Author List:
Hynes DM (Midwest Center for Health Services and Policy Research)
Stroupe KT (Midwest Center for Health Services and Policy Research)
Browning MM (Midwest Center for Health Services and Policy Research)
Kaufman JS (VA Boston Healthcare System)
Reda DJ (Hines Cooperative Studies Program Coordinating Center)
Peterman A (Northwestern Center on Outcomes, Research and Education)

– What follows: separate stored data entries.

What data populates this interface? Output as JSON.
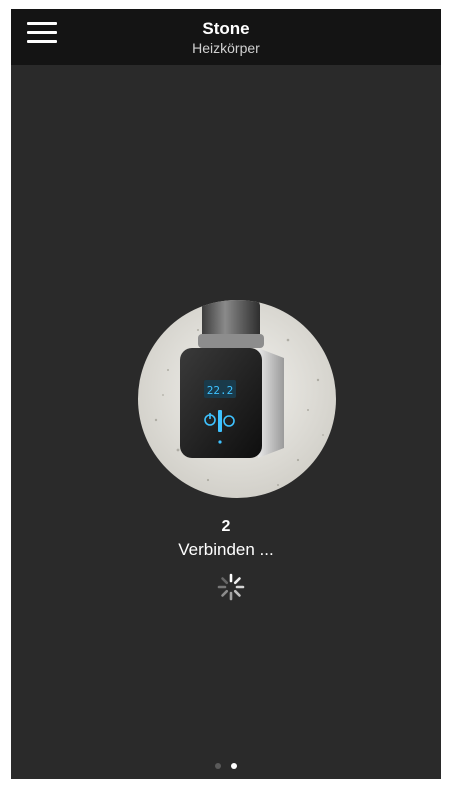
{
  "header": {
    "title": "Stone",
    "subtitle": "Heizkörper"
  },
  "main": {
    "image_alt": "Heizstab-Regler mit Display",
    "display_reading": "22.2",
    "count": "2",
    "status": "Verbinden ..."
  },
  "pager": {
    "current_page": 2,
    "total_pages": 2
  },
  "colors": {
    "background": "#2a2a2a",
    "header": "#141414",
    "text": "#ffffff",
    "accent_display": "#3ec2ff",
    "dot_active": "#ffffff",
    "dot_inactive": "#5a5a5a"
  }
}
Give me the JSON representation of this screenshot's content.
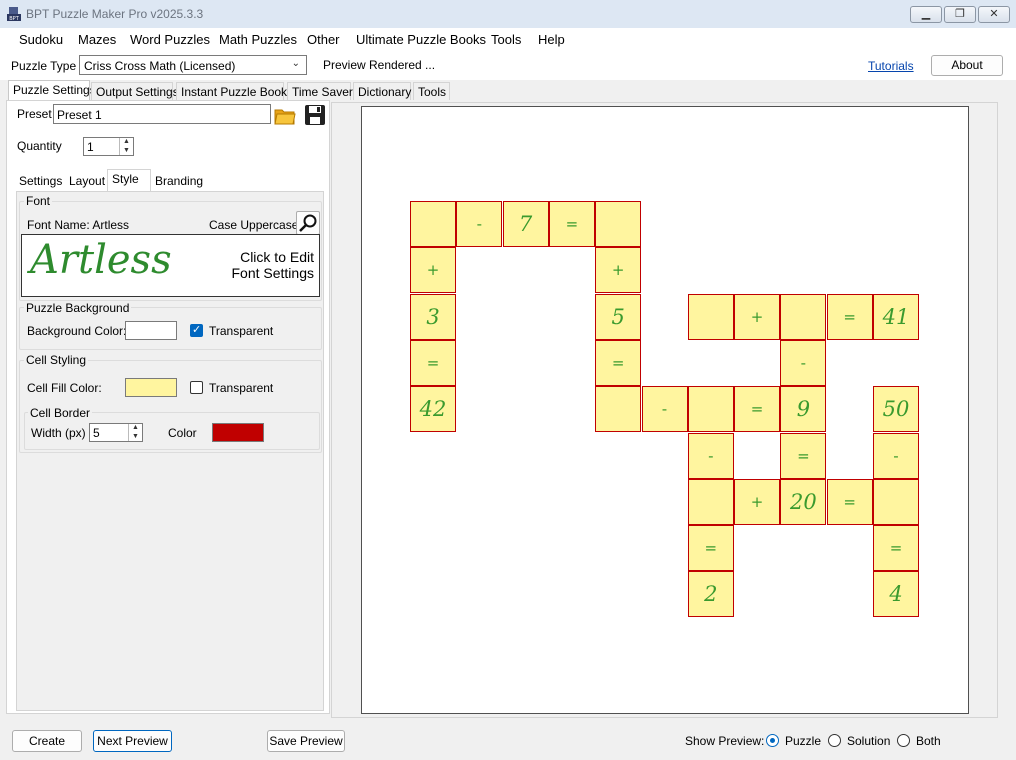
{
  "window": {
    "title": "BPT Puzzle Maker Pro v2025.3.3"
  },
  "menu": [
    "Sudoku",
    "Mazes",
    "Word Puzzles",
    "Math Puzzles",
    "Other",
    "Ultimate Puzzle Books",
    "Tools",
    "Help"
  ],
  "toolbar": {
    "puzzle_type_label": "Puzzle Type",
    "puzzle_type_value": "Criss Cross Math (Licensed)",
    "status": "Preview Rendered ...",
    "tutorials": "Tutorials",
    "about": "About"
  },
  "tabs": [
    "Puzzle Settings",
    "Output Settings",
    "Instant Puzzle Books",
    "Time Saver",
    "Dictionary",
    "Tools"
  ],
  "settings": {
    "preset_label": "Preset",
    "preset_value": "Preset 1",
    "quantity_label": "Quantity",
    "quantity_value": "1",
    "subtabs": [
      "Settings",
      "Layout",
      "Style",
      "Branding"
    ],
    "font_group": "Font",
    "font_name": "Font Name: Artless",
    "case_label": "Case Uppercase",
    "font_preview": "Artless",
    "font_click_line1": "Click to Edit",
    "font_click_line2": "Font Settings",
    "bg_group": "Puzzle Background",
    "bg_color_label": "Background Color:",
    "bg_transparent": "Transparent",
    "cell_group": "Cell Styling",
    "cell_fill_label": "Cell Fill Color:",
    "cell_transparent": "Transparent",
    "border_group": "Cell Border",
    "width_label": "Width (px)",
    "width_value": "5",
    "color_label": "Color"
  },
  "colors": {
    "cell_fill": "#fff59f",
    "cell_border": "#c00000",
    "background": "#ffffff",
    "glyph": "#3a9a2e",
    "accent": "#0067c0"
  },
  "puzzle": {
    "cells": [
      {
        "r": 0,
        "c": 0,
        "t": ""
      },
      {
        "r": 0,
        "c": 1,
        "t": "-"
      },
      {
        "r": 0,
        "c": 2,
        "t": "7"
      },
      {
        "r": 0,
        "c": 3,
        "t": "="
      },
      {
        "r": 0,
        "c": 4,
        "t": ""
      },
      {
        "r": 1,
        "c": 0,
        "t": "+"
      },
      {
        "r": 1,
        "c": 4,
        "t": "+"
      },
      {
        "r": 2,
        "c": 0,
        "t": "3"
      },
      {
        "r": 2,
        "c": 4,
        "t": "5"
      },
      {
        "r": 2,
        "c": 6,
        "t": ""
      },
      {
        "r": 2,
        "c": 7,
        "t": "+"
      },
      {
        "r": 2,
        "c": 8,
        "t": ""
      },
      {
        "r": 2,
        "c": 9,
        "t": "="
      },
      {
        "r": 2,
        "c": 10,
        "t": "41"
      },
      {
        "r": 3,
        "c": 0,
        "t": "="
      },
      {
        "r": 3,
        "c": 4,
        "t": "="
      },
      {
        "r": 3,
        "c": 8,
        "t": "-"
      },
      {
        "r": 4,
        "c": 0,
        "t": "42"
      },
      {
        "r": 4,
        "c": 4,
        "t": ""
      },
      {
        "r": 4,
        "c": 5,
        "t": "-"
      },
      {
        "r": 4,
        "c": 6,
        "t": ""
      },
      {
        "r": 4,
        "c": 7,
        "t": "="
      },
      {
        "r": 4,
        "c": 8,
        "t": "9"
      },
      {
        "r": 4,
        "c": 10,
        "t": "50"
      },
      {
        "r": 5,
        "c": 6,
        "t": "-"
      },
      {
        "r": 5,
        "c": 8,
        "t": "="
      },
      {
        "r": 5,
        "c": 10,
        "t": "-"
      },
      {
        "r": 6,
        "c": 6,
        "t": ""
      },
      {
        "r": 6,
        "c": 7,
        "t": "+"
      },
      {
        "r": 6,
        "c": 8,
        "t": "20"
      },
      {
        "r": 6,
        "c": 9,
        "t": "="
      },
      {
        "r": 6,
        "c": 10,
        "t": ""
      },
      {
        "r": 7,
        "c": 6,
        "t": "="
      },
      {
        "r": 7,
        "c": 10,
        "t": "="
      },
      {
        "r": 8,
        "c": 6,
        "t": "2"
      },
      {
        "r": 8,
        "c": 10,
        "t": "4"
      }
    ]
  },
  "bottom": {
    "create": "Create",
    "next_preview": "Next Preview",
    "save_preview": "Save Preview",
    "show_preview_label": "Show Preview:",
    "options": [
      "Puzzle",
      "Solution",
      "Both"
    ],
    "selected": "Puzzle"
  }
}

Huo Z (Northwestern Feinberg School of Medicine)
Objectives:
A costly component of end-stage renal disease care for hemodialysis patients is anemia management with recombinant human erythropoietin (epoetin). National Kidney Foundation (NKF) clinical practice guidelines recommend that epoetin be administered subcutaneously rather than intravenously, given that target hemoglobin can be maintained with a lower subcutaneous dose. Since reimbursement for epoetin differs for federal versus private-sector dialysis centers, we hypothesized different use patterns by facility type. We also anticipated variation in cost attributable to these use patterns.
Methods:
Using data from a VA HSR&D-funded eight-site prospective observational study of hemodialysis patients from 2001-2003, we examined (1) compliance with guidelines across VA versus private-sector facilities and (2) implications for epoetin dose, anemia management, and cost.
Results:
Among 297 patients studied, epoetin was administered predominantly subcutaneously for 52% (91/174) of patients in VA facilities versus 15% (18/123) in private-sector facilities (p < 0.001). Average adjusted weekly subcutaneous epoetin dose was 13,656 and 12,962 units respectively at VA and private-sector facilities versus 18,907 and 20,019 units for intravenous epoetin (p < 0.02), with corresponding hemoglobin values 11.65 mg/dl and 12.22 mg/dl for subcutaneous and 11.34 mg/dl and 11.86 mg/dl for intravenous epoetin (p < 0.01). Yearly epoetin cost per patient for subcutaneous administration was $7,101 and $6,740 respectively at VA and private sector facilities, versus $9,831 and $10,410 for intravenous administration (p < 0.02).
Implications:
We found greater guideline adherence at VA facilities compared to the private sector, with lower epoetin costs maintaining target hemoglobin, although overall adherence is low. Patient preferences and financial incentives should be examined for their impact on wider utilization of subcutaneous epoetin administration.
Impacts:
Increasing adherence to NKF guidelines that recommend the subcutaneous route of administration for epoetin is a way to lower the very significant costs of providing care for patients with end-stage renal disease without compromising their essential anemia management. Future research should also investigate whether there are other clinical outcomes associated with the use of the subcutaneous route of administration for epoetin that might augment or offset these cost savings.